The pandemic uncovered an unexpected flaw in the mover, and National Milk’s board of directors voted Friday to request a hearing.
The mover sets the Class I base price to which a location differential is added. The calculation for the mover was changed in 2019 to provide better risk management for fluid milk processors. But that change proved costly to dairy farmers in the pandemic’s wildly abnormal markets.
The previous mover was calculated as the “higher of” the advance Class III and Class IV prices. It was changed to the average of Class III and Class IV plus 74 cents per hundredweight, which reflected the average difference of the Class III and Class IV prices and the higher of the two.
The change was meant to be revenue-neutral, with equity among market participants a stated goal. It functioned as such until July 2020. Fueled by government purchases for food boxes, cheese and Class III milk prices soared.
The significant gap between Class III and Class IV prices resulted in an average price lower than what the previous “higher of” calculation would have been.
Thus the Class I mover was lower than what it would have been under the previous mover, and dairy farmers lost money on Class I milk. Revenue from that milk is shared in federal order pools.
National Milk estimates dairy farmers lost more than $725 million compared with the previous mover.
Its proposal would help recoup the lost revenue and ensure that neither farmers nor processors are disproportionately harmed by future significant price disruptions.

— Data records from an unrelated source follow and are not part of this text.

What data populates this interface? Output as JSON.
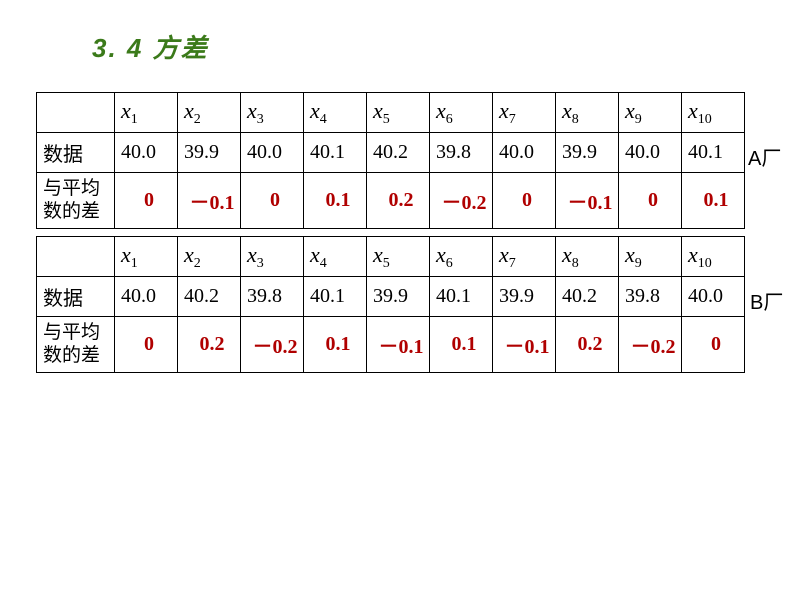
{
  "title": "3. 4 方差",
  "title_color": "#3b7a1a",
  "title_fontsize": 26,
  "diff_color": "#b00000",
  "border_color": "#000000",
  "row_headers": {
    "data": "数据",
    "diff_line1": "与平均",
    "diff_line2": "数的差"
  },
  "factory_labels": {
    "a": "A厂",
    "b": "B厂"
  },
  "variables": [
    "x",
    "x",
    "x",
    "x",
    "x",
    "x",
    "x",
    "x",
    "x",
    "x"
  ],
  "subscripts": [
    "1",
    "2",
    "3",
    "4",
    "5",
    "6",
    "7",
    "8",
    "9",
    "10"
  ],
  "tableA": {
    "data": [
      "40.0",
      "39.9",
      "40.0",
      "40.1",
      "40.2",
      "39.8",
      "40.0",
      "39.9",
      "40.0",
      "40.1"
    ],
    "diff": [
      "0",
      "－0.1",
      "0",
      "0.1",
      "0.2",
      "－0.2",
      "0",
      "－0.1",
      "0",
      "0.1"
    ]
  },
  "tableB": {
    "data": [
      "40.0",
      "40.2",
      "39.8",
      "40.1",
      "39.9",
      "40.1",
      "39.9",
      "40.2",
      "39.8",
      "40.0"
    ],
    "diff": [
      "0",
      "0.2",
      "－0.2",
      "0.1",
      "－0.1",
      "0.1",
      "－0.1",
      "0.2",
      "－0.2",
      "0"
    ]
  }
}
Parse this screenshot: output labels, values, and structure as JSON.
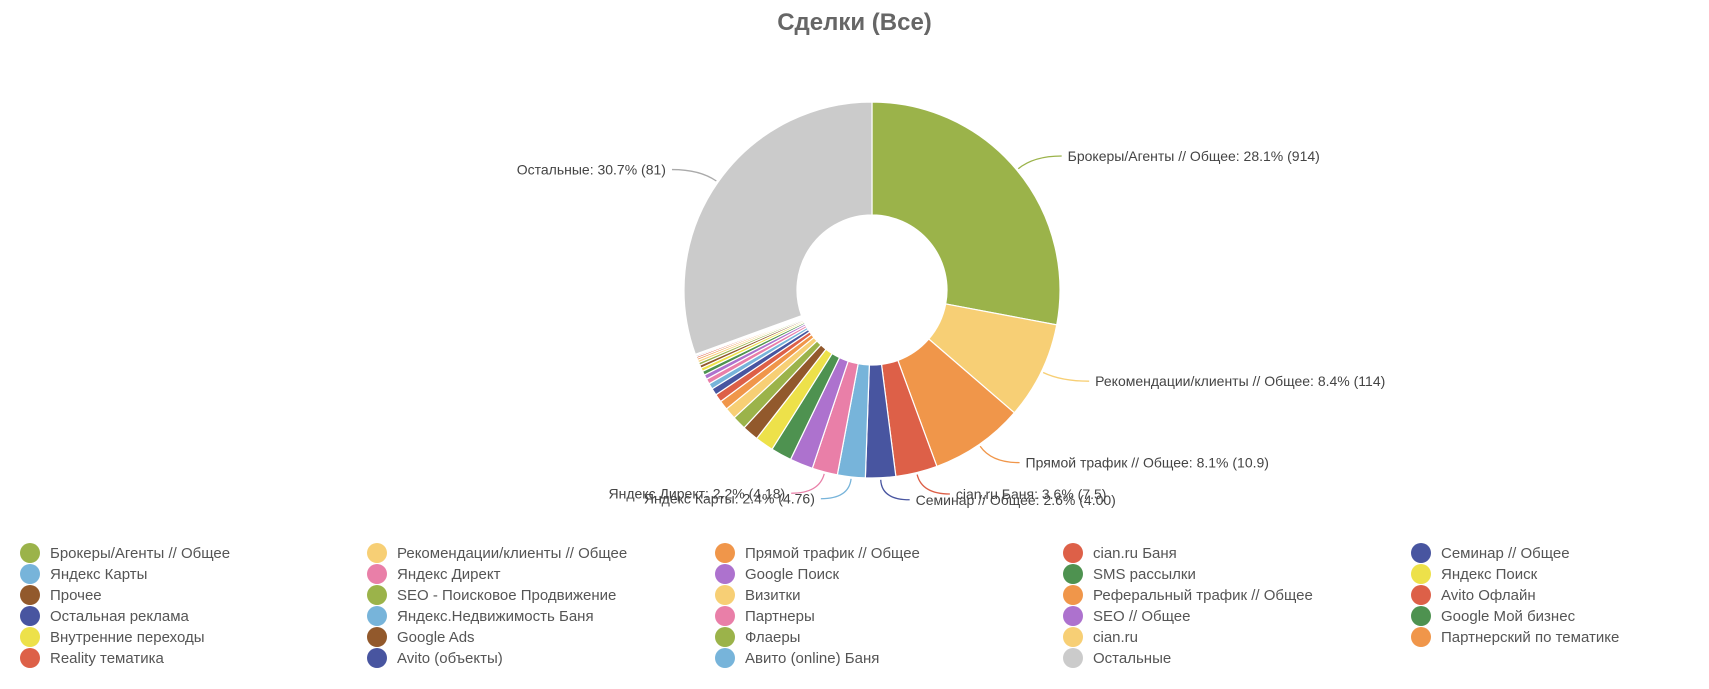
{
  "chart_data": {
    "type": "pie",
    "variant": "donut",
    "title": "Сделки (Все)",
    "slices": [
      {
        "name": "Брокеры/Агенты // Общее",
        "label": "Брокеры/Агенты // Общее: 28.1% (914)",
        "value": 28.1,
        "color": "#9BB34A"
      },
      {
        "name": "Рекомендации/клиенты // Общее",
        "label": "Рекомендации/клиенты // Общее: 8.4% (114)",
        "value": 8.4,
        "color": "#F7CF75"
      },
      {
        "name": "Прямой трафик // Общее",
        "label": "Прямой трафик // Общее: 8.1% (10.9)",
        "value": 8.1,
        "color": "#F0964A"
      },
      {
        "name": "cian.ru Баня",
        "label": "cian.ru Баня: 3.6% (7.5)",
        "value": 3.6,
        "color": "#DD6048"
      },
      {
        "name": "Семинар // Общее",
        "label": "Семинар // Общее: 2.6% (4.00)",
        "value": 2.6,
        "color": "#4855A0"
      },
      {
        "name": "Яндекс Карты",
        "label": "Яндекс Карты: 2.4% (4.76)",
        "value": 2.4,
        "color": "#77B4DA"
      },
      {
        "name": "Яндекс Директ",
        "label": "Яндекс Директ: 2.2% (4.18)",
        "value": 2.2,
        "color": "#E97FA8"
      },
      {
        "name": "Google Поиск",
        "value": 2.0,
        "color": "#AD72CE"
      },
      {
        "name": "SMS рассылки",
        "value": 1.8,
        "color": "#4E9250"
      },
      {
        "name": "Яндекс Поиск",
        "value": 1.6,
        "color": "#EDE14A"
      },
      {
        "name": "Прочее",
        "value": 1.4,
        "color": "#92592C"
      },
      {
        "name": "SEO - Поисковое Продвижение",
        "value": 1.2,
        "color": "#9BB34A"
      },
      {
        "name": "Визитки",
        "value": 1.0,
        "color": "#F7CF75"
      },
      {
        "name": "Реферальный трафик // Общее",
        "value": 0.8,
        "color": "#F0964A"
      },
      {
        "name": "Avito Офлайн",
        "value": 0.7,
        "color": "#DD6048"
      },
      {
        "name": "Остальная реклама",
        "value": 0.6,
        "color": "#4855A0"
      },
      {
        "name": "Яндекс.Недвижимость Баня",
        "value": 0.5,
        "color": "#77B4DA"
      },
      {
        "name": "Партнеры",
        "value": 0.45,
        "color": "#E97FA8"
      },
      {
        "name": "SEO // Общее",
        "value": 0.4,
        "color": "#AD72CE"
      },
      {
        "name": "Google Мой бизнес",
        "value": 0.35,
        "color": "#4E9250"
      },
      {
        "name": "Внутренние переходы",
        "value": 0.3,
        "color": "#EDE14A"
      },
      {
        "name": "Google Ads",
        "value": 0.27,
        "color": "#92592C"
      },
      {
        "name": "Флаеры",
        "value": 0.24,
        "color": "#9BB34A"
      },
      {
        "name": "cian.ru",
        "value": 0.21,
        "color": "#F7CF75"
      },
      {
        "name": "Партнерский по тематике",
        "value": 0.18,
        "color": "#F0964A"
      },
      {
        "name": "Reality тематика",
        "value": 0.15,
        "color": "#DD6048"
      },
      {
        "name": "Avito (объекты)",
        "value": 0.12,
        "color": "#4855A0"
      },
      {
        "name": "Авито (online) Баня",
        "value": 0.1,
        "color": "#77B4DA"
      },
      {
        "name": "Остальные",
        "label": "Остальные: 30.7% (81)",
        "value": 30.7,
        "color": "#CBCBCB"
      }
    ],
    "legend": {
      "placement": "bottom",
      "columns": 5,
      "items": [
        {
          "name": "Брокеры/Агенты // Общее",
          "color": "#9BB34A"
        },
        {
          "name": "Рекомендации/клиенты // Общее",
          "color": "#F7CF75"
        },
        {
          "name": "Прямой трафик // Общее",
          "color": "#F0964A"
        },
        {
          "name": "cian.ru Баня",
          "color": "#DD6048"
        },
        {
          "name": "Семинар // Общее",
          "color": "#4855A0"
        },
        {
          "name": "Яндекс Карты",
          "color": "#77B4DA"
        },
        {
          "name": "Яндекс Директ",
          "color": "#E97FA8"
        },
        {
          "name": "Google Поиск",
          "color": "#AD72CE"
        },
        {
          "name": "SMS рассылки",
          "color": "#4E9250"
        },
        {
          "name": "Яндекс Поиск",
          "color": "#EDE14A"
        },
        {
          "name": "Прочее",
          "color": "#92592C"
        },
        {
          "name": "SEO - Поисковое Продвижение",
          "color": "#9BB34A"
        },
        {
          "name": "Визитки",
          "color": "#F7CF75"
        },
        {
          "name": "Реферальный трафик // Общее",
          "color": "#F0964A"
        },
        {
          "name": "Avito Офлайн",
          "color": "#DD6048"
        },
        {
          "name": "Остальная реклама",
          "color": "#4855A0"
        },
        {
          "name": "Яндекс.Недвижимость Баня",
          "color": "#77B4DA"
        },
        {
          "name": "Партнеры",
          "color": "#E97FA8"
        },
        {
          "name": "SEO // Общее",
          "color": "#AD72CE"
        },
        {
          "name": "Google Мой бизнес",
          "color": "#4E9250"
        },
        {
          "name": "Внутренние переходы",
          "color": "#EDE14A"
        },
        {
          "name": "Google Ads",
          "color": "#92592C"
        },
        {
          "name": "Флаеры",
          "color": "#9BB34A"
        },
        {
          "name": "cian.ru",
          "color": "#F7CF75"
        },
        {
          "name": "Партнерский по тематике",
          "color": "#F0964A"
        },
        {
          "name": "Reality тематика",
          "color": "#DD6048"
        },
        {
          "name": "Avito (объекты)",
          "color": "#4855A0"
        },
        {
          "name": "Авито (online) Баня",
          "color": "#77B4DA"
        },
        {
          "name": "Остальные",
          "color": "#CBCBCB"
        }
      ]
    }
  }
}
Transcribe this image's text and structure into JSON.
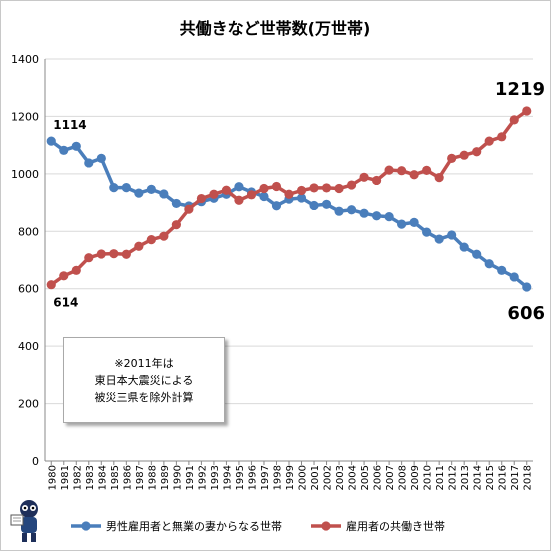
{
  "chart_data": {
    "type": "line",
    "title": "共働きなど世帯数(万世帯)",
    "ylim": [
      0,
      1400
    ],
    "yticks": [
      0,
      200,
      400,
      600,
      800,
      1000,
      1200,
      1400
    ],
    "grid": true,
    "legend_position": "bottom",
    "x": [
      "1980",
      "1981",
      "1982",
      "1983",
      "1984",
      "1985",
      "1986",
      "1987",
      "1988",
      "1989",
      "1990",
      "1991",
      "1992",
      "1993",
      "1994",
      "1995",
      "1996",
      "1997",
      "1998",
      "1999",
      "2000",
      "2001",
      "2002",
      "2003",
      "2004",
      "2005",
      "2006",
      "2007",
      "2008",
      "2009",
      "2010",
      "2011",
      "2012",
      "2013",
      "2014",
      "2015",
      "2016",
      "2017",
      "2018"
    ],
    "series": [
      {
        "name": "男性雇用者と無業の妻からなる世帯",
        "color": "#4a7ebb",
        "values": [
          1114,
          1082,
          1096,
          1038,
          1054,
          952,
          952,
          933,
          946,
          930,
          897,
          888,
          903,
          915,
          929,
          955,
          937,
          921,
          889,
          912,
          916,
          890,
          894,
          870,
          875,
          863,
          854,
          851,
          825,
          831,
          797,
          773,
          787,
          745,
          720,
          687,
          664,
          641,
          606
        ]
      },
      {
        "name": "雇用者の共働き世帯",
        "color": "#c0504d",
        "values": [
          614,
          645,
          664,
          708,
          721,
          722,
          720,
          748,
          771,
          783,
          823,
          877,
          914,
          929,
          943,
          908,
          927,
          949,
          956,
          929,
          942,
          951,
          951,
          949,
          961,
          988,
          977,
          1013,
          1011,
          997,
          1012,
          987,
          1054,
          1065,
          1077,
          1114,
          1129,
          1188,
          1219
        ]
      }
    ],
    "annotations": {
      "first_blue": "1114",
      "first_red": "614",
      "last_red": "1219",
      "last_blue": "606"
    }
  },
  "note": {
    "lines": [
      "※2011年は",
      "東日本大震災による",
      "被災三県を除外計算"
    ]
  }
}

The proposal would modify the current Class I mover by adjusting the 74 cent amount added to the average of the Class III and Class IV price every two years based on conditions over the previous 24 months, with the current mover remaining the floor.
“As the COVID-19 experience has shown, market stresses can shift the mover in ways that affect dairy farmers much more than processors. This was not the intent of the Class I mover formula negotiated within the industry,” Randy Mooney, a dairy farmer and chairman of National Milk’s board of directors, said in a press release.
“Dairy farmers were pleased with the previous method of determining Class I prices and had no need to change it, but we tried to accommodate the concerns of fluid processors for better risk management,” he said.
“Unfortunately, the severe imbalances we’ve seen in the past year plainly show that a modified approach is necessary. We will urge USDA to adopt our plan to restore equity and create more orderly marketing conditions,” he said.
National Milk’s request will be to limit the hearing specifically to proposed changes to the mover, after which USDA would have 30 days to issue an action plan that would determine whether USDA would act on an emergency basis.